L’ampleur de ces fluctuations échappe aux déterminants strictement économiques. On peut les interpréter comme le résultat d’une contradiction dans les modalités de la domination US : les Etats-Unis ont besoin d’un dollar fort pour s’affirmer comme puissance financière et monétaire dominante, mais bénéficient d’un dollar faible en tant que puissance économique et commerciale. Les hausses et les baisses successives du dollar peuvent alors s’expliquer par la priorité relative accordée à ces deux manières d’affirmer leur suprématie sur l’économie mondiale.
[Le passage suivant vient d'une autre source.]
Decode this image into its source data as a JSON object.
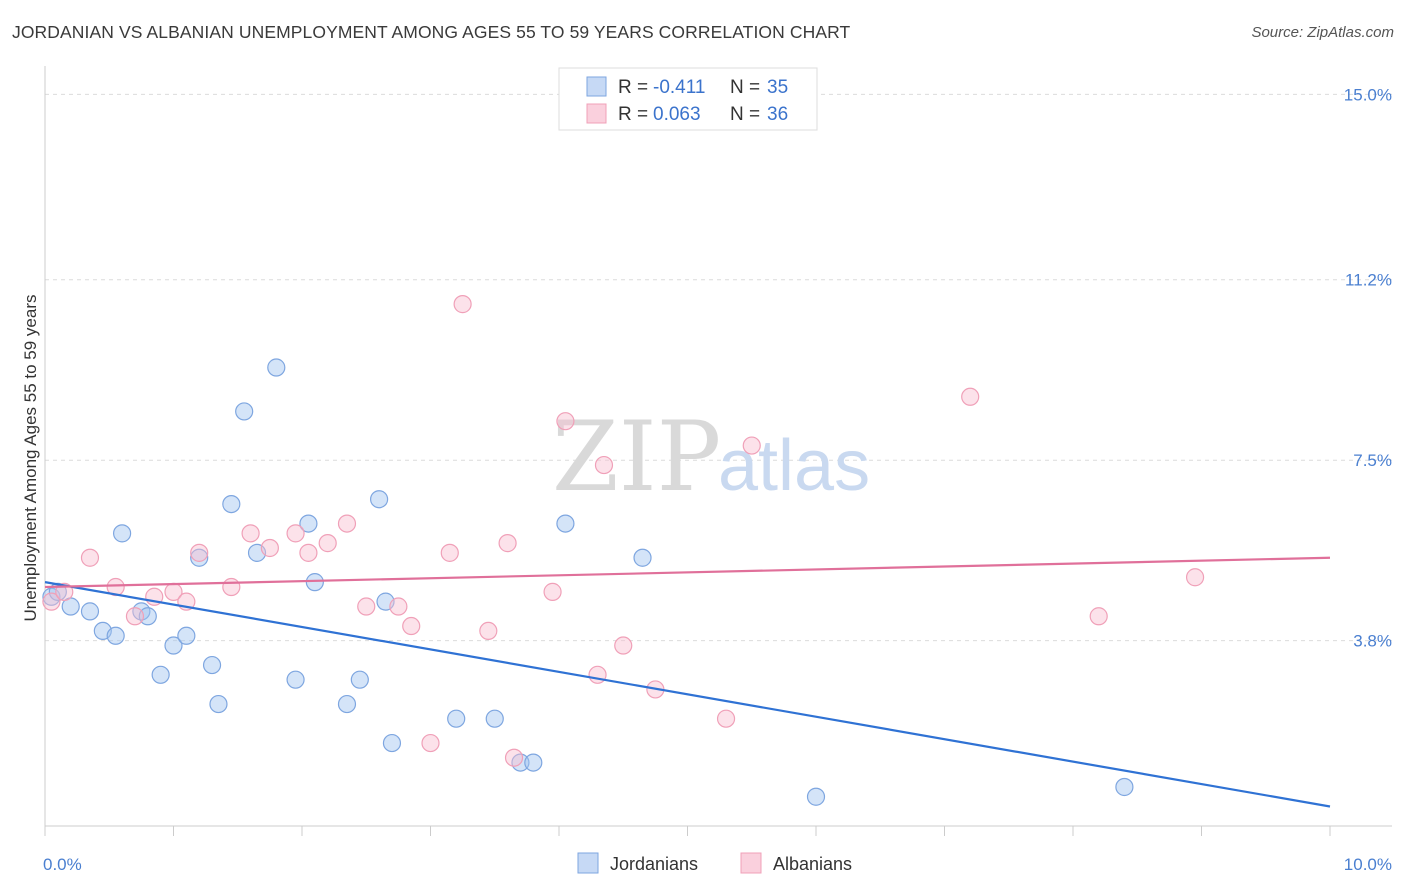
{
  "header": {
    "title": "JORDANIAN VS ALBANIAN UNEMPLOYMENT AMONG AGES 55 TO 59 YEARS CORRELATION CHART",
    "source": "Source: ZipAtlas.com"
  },
  "watermark": {
    "zip": "ZIP",
    "atlas": "atlas"
  },
  "legend_top": [
    {
      "r_label": "R = ",
      "r_value": "-0.411",
      "n_label": "N = ",
      "n_value": "35"
    },
    {
      "r_label": "R = ",
      "r_value": "0.063",
      "n_label": "N = ",
      "n_value": "36"
    }
  ],
  "chart_data": {
    "type": "scatter",
    "title": "JORDANIAN VS ALBANIAN UNEMPLOYMENT AMONG AGES 55 TO 59 YEARS CORRELATION CHART",
    "xlabel": "",
    "ylabel": "Unemployment Among Ages 55 to 59 years",
    "xlim": [
      0,
      10
    ],
    "ylim": [
      0,
      15.5
    ],
    "x_tick_labels": [
      "0.0%",
      "10.0%"
    ],
    "y_ticks": [
      3.8,
      7.5,
      11.2,
      15.0
    ],
    "y_tick_labels": [
      "3.8%",
      "7.5%",
      "11.2%",
      "15.0%"
    ],
    "grid": true,
    "legend_placement": "bottom-center",
    "colors": {
      "Jordanians": "#6b9de0",
      "Albanians": "#f09cb5",
      "Jordanians_line": "#2f72d4",
      "Albanians_line": "#e0709a"
    },
    "series": [
      {
        "name": "Jordanians",
        "r": -0.411,
        "n": 35,
        "trend": [
          [
            0,
            5.0
          ],
          [
            10,
            0.4
          ]
        ],
        "points": [
          [
            0.05,
            4.7
          ],
          [
            0.2,
            4.5
          ],
          [
            0.35,
            4.4
          ],
          [
            0.45,
            4.0
          ],
          [
            0.55,
            3.9
          ],
          [
            0.6,
            6.0
          ],
          [
            0.75,
            4.4
          ],
          [
            0.8,
            4.3
          ],
          [
            0.9,
            3.1
          ],
          [
            1.0,
            3.7
          ],
          [
            1.1,
            3.9
          ],
          [
            1.2,
            5.5
          ],
          [
            1.3,
            3.3
          ],
          [
            1.35,
            2.5
          ],
          [
            1.45,
            6.6
          ],
          [
            1.55,
            8.5
          ],
          [
            1.65,
            5.6
          ],
          [
            1.8,
            9.4
          ],
          [
            1.95,
            3.0
          ],
          [
            2.05,
            6.2
          ],
          [
            2.1,
            5.0
          ],
          [
            2.35,
            2.5
          ],
          [
            2.45,
            3.0
          ],
          [
            2.6,
            6.7
          ],
          [
            2.65,
            4.6
          ],
          [
            2.7,
            1.7
          ],
          [
            3.2,
            2.2
          ],
          [
            3.5,
            2.2
          ],
          [
            3.7,
            1.3
          ],
          [
            3.8,
            1.3
          ],
          [
            4.05,
            6.2
          ],
          [
            4.65,
            5.5
          ],
          [
            6.0,
            0.6
          ],
          [
            8.4,
            0.8
          ],
          [
            0.1,
            4.8
          ]
        ]
      },
      {
        "name": "Albanians",
        "r": 0.063,
        "n": 36,
        "trend": [
          [
            0,
            4.9
          ],
          [
            10,
            5.5
          ]
        ],
        "points": [
          [
            0.05,
            4.6
          ],
          [
            0.15,
            4.8
          ],
          [
            0.35,
            5.5
          ],
          [
            0.55,
            4.9
          ],
          [
            0.7,
            4.3
          ],
          [
            0.85,
            4.7
          ],
          [
            1.0,
            4.8
          ],
          [
            1.1,
            4.6
          ],
          [
            1.2,
            5.6
          ],
          [
            1.45,
            4.9
          ],
          [
            1.6,
            6.0
          ],
          [
            1.75,
            5.7
          ],
          [
            1.95,
            6.0
          ],
          [
            2.05,
            5.6
          ],
          [
            2.2,
            5.8
          ],
          [
            2.35,
            6.2
          ],
          [
            2.5,
            4.5
          ],
          [
            2.75,
            4.5
          ],
          [
            2.85,
            4.1
          ],
          [
            3.0,
            1.7
          ],
          [
            3.15,
            5.6
          ],
          [
            3.25,
            10.7
          ],
          [
            3.45,
            4.0
          ],
          [
            3.6,
            5.8
          ],
          [
            3.65,
            1.4
          ],
          [
            3.95,
            4.8
          ],
          [
            4.05,
            8.3
          ],
          [
            4.3,
            3.1
          ],
          [
            4.35,
            7.4
          ],
          [
            4.5,
            3.7
          ],
          [
            4.75,
            2.8
          ],
          [
            5.3,
            2.2
          ],
          [
            5.5,
            7.8
          ],
          [
            7.2,
            8.8
          ],
          [
            8.2,
            4.3
          ],
          [
            8.95,
            5.1
          ]
        ]
      }
    ]
  },
  "bottom_legend": [
    "Jordanians",
    "Albanians"
  ]
}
Les phases de hausse correspondent à la volonté de la restaurer quand elle est menacée, puis les phases de baisse permettent de rétablir leur compétitivité et de consolider les positions acquises. Chaque période de hausse renvoie cependant à des conjonctures particulières : la phase 1980-1985 correspond au tournant néo-libéral destiné à " nettoyer " une économie mondiale en crise, en la plaçant dans le corset de la discipline financière ; la phase 1996-2000 correspond quant à elle à un double phénomène : la fuite en avant dans la " nouvelle économie ", et le retour des capitaux échaudés par les crises financières à répétition dans les pays émergents.
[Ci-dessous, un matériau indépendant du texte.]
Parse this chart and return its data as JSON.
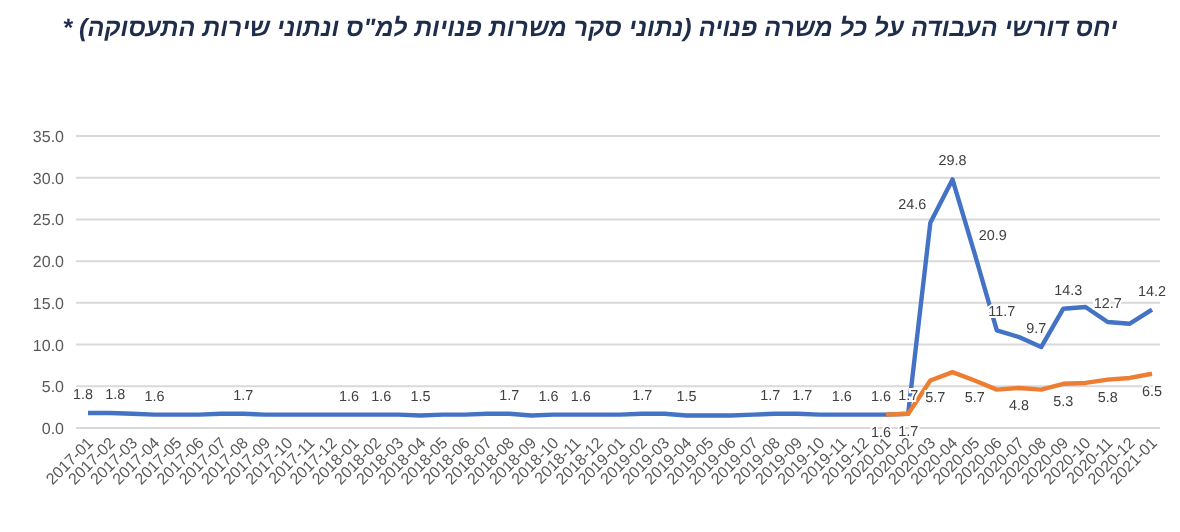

L’intégration croissante des économies a pour conséquence une sensibilité accrue de la croissance européenne au taux de change de l’euro par rapport au dollar. Il s’agit d’une variable-pivot qui ne joue pas seulement sur les échanges bilatéraux entre les Etats-Unis et l’Europe mais qui contribue à déterminer leurs performances respectives sur l’ensemble des marchés tiers. Une baisse du dollar par rapport à l’euro rend les produits US plus compétitifs, non seulement sur le marché européen mais sur l’ensemble du marché mondial. C’est pourquoi on constate sur la dernière décennie une corrélation étroite (et qui n’existait pas auparavant) entre le différentiel de croissance Europe/Etats-Unis et le taux de change de l’euro par rapport au dollar. Quand ce dernier baisse, l’écart entre la croissance en Europe et aux Etats-Unis s’accroît au bénéfice de ces derniers.
Le prix du pétrole
2004 a connu une hausse significative du prix du pétrole. Après avoir fluctué autour de 30 $ le baril tout au long de 2003, il a franchi la barre des 50 $, avant de redescendre aux environs de 40 $. Mais cette évolution du prix du pétrole doit être corrigée de l’inflation. Si l’on convertit les cours passés en dollars de 2004, on constate que le prix réel du pétrole retrouve aujourd’hui le niveau atteint entre les deux chocs pétrolier. Un autre correctif doit être ajouté en ce qui concerne les pays de l’Euroland, puisqu’ils règlent le pétrole en dollars, de telle sorte que la baisse du dollar par rapport à l’euro compense en partie la hausse du prix du pétrole libellé en dollars. On constate alors que cette hausse est relativement faible et que, pour l’Europe, le prix du baril est à peu près le même depuis 2000, date de la dernière augmentation significative.